Grandi boschi di castagno danno il benvenuto ai turisti che vogliono raggiungere queste due frazioni che dominano dall'alto la vallata. Camporaghena si trova a 842 metri sopra il livello del mare, la sua strada è gravemente danneggiata a causa di una storica frana che interessa parte del tracciato subito prima dell'inizio dell'abitato. Il suo borgo subì gravi danni nel terremoto del 1920, che causò distruzione in tutta la Lunigiana.

Passeggiando tra le case maestosi portali lavorati finemente attirano l'attenzione così come le finestrelle in arenaria. Le abitazioni in pietra sono visibili anche da Comano, per la sua posizione arroccata sulla montagna. Un villaggio in arenaria, dove nei tempi passati, l'attività principale era la pastorizia, conserva ancora ben visibili stipiti ben lavorati con date riportate dal 1800 in poi, corti, cortili, loggiati con archi ed archetti gallerie voltate.

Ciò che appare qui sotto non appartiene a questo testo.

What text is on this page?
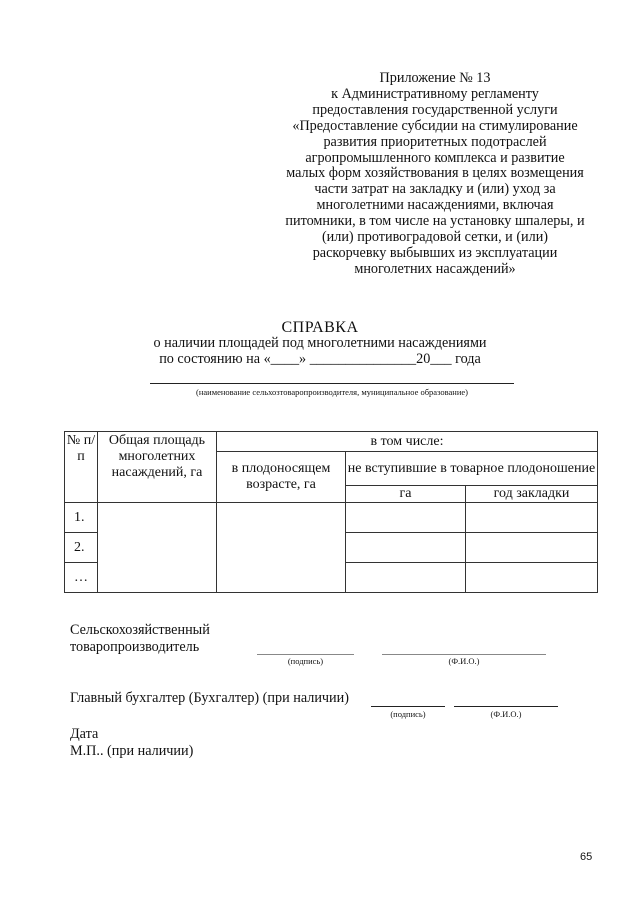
Приложение № 13
к Административному регламенту
предоставления государственной услуги
«Предоставление субсидии на стимулирование
развития приоритетных подотраслей
агропромышленного комплекса и развитие
малых форм хозяйствования в целях возмещения
части затрат на закладку и (или) уход за
многолетними насаждениями, включая
питомники, в том числе на установку шпалеры, и
(или) противоградовой сетки, и (или)
раскорчевку выбывших из эксплуатации
многолетних насаждений»
СПРАВКА
о наличии площадей под многолетними насаждениями
по состоянию на «____» _______________20___ года
(наименование сельхозтоваропроизводителя, муниципальное образование)
№ п/п	Общая площадь многолетних насаждений, га	в том числе:		
		в плодоносящем возрасте, га	не вступившие в товарное плодоношение	
			га	год закладки
1.				
2.				
…				
Сельскохозяйственный
товаропроизводитель
(подпись)	(Ф.И.О.)
Главный бухгалтер (Бухгалтер) (при наличии)
(подпись)	(Ф.И.О.)
Дата
М.П.. (при наличии)
65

La chiesa dominante è dedicata a Pietro e Paolo e sia nel suo interno che nel piazzale sono presenti due lapidi che ricordano il sacrificio di Don Lino Baldini, parroco ventottenne ucciso dai tedeschi il 4 luglio 1944 e di tre abitanti uccisi lo stesso giorno: Gildo Giannarelli, Battista Bertocchi, Gildo Bertocchi.

A nord est del borgo, si estendono ampi prati e un largo sentiero porta al vecchio mulino, ormai in disuso. Da Camporaghena passa l'antichissima Via delle Maestà che raggiunge Sassalbo percorsa non solo da pellegrini ma dalla popolazione che si spostava per lavoro.

Torsana si raggiunge facilmente da una strada asfaltata e quando i due torrenti Finestrelle e Trauri si incontrano affiorano delle bellissime pietre colorate simili al marmo.

Tutt'attorno troviamo immensi boschi di castagni fino a giungere a Torsana a circa 964 metri sul livello del mare, un villaggio di montagna dominato dall'alto "groppo" Punta Buffanaro (1878 m.).

Un paese, un tempo, molto dedito alla pastorizia, alla transumanza, all'alpeggio e alla lavorazione dei prodotti di cui il sottobosco è ricco: castagne, funghi, mirtilli, fragole. Le noci di Torsana come quelle di Camporaghena sono molto famose in tutta la Lunigiana.

Oggi possiamo trovare ancora cavalli al pascolo brado. Gli abitanti sono rimasti pochi come a Camporaghena, la sua chiesa è intitolata a San Giacomo Maggiore.

Da questi due paesi si possono effettuare escursioni molto interessanti sull'Appennino, verso il Passo del Lagastrello, ai passi dell'Ospedalaccio e del Cerreto.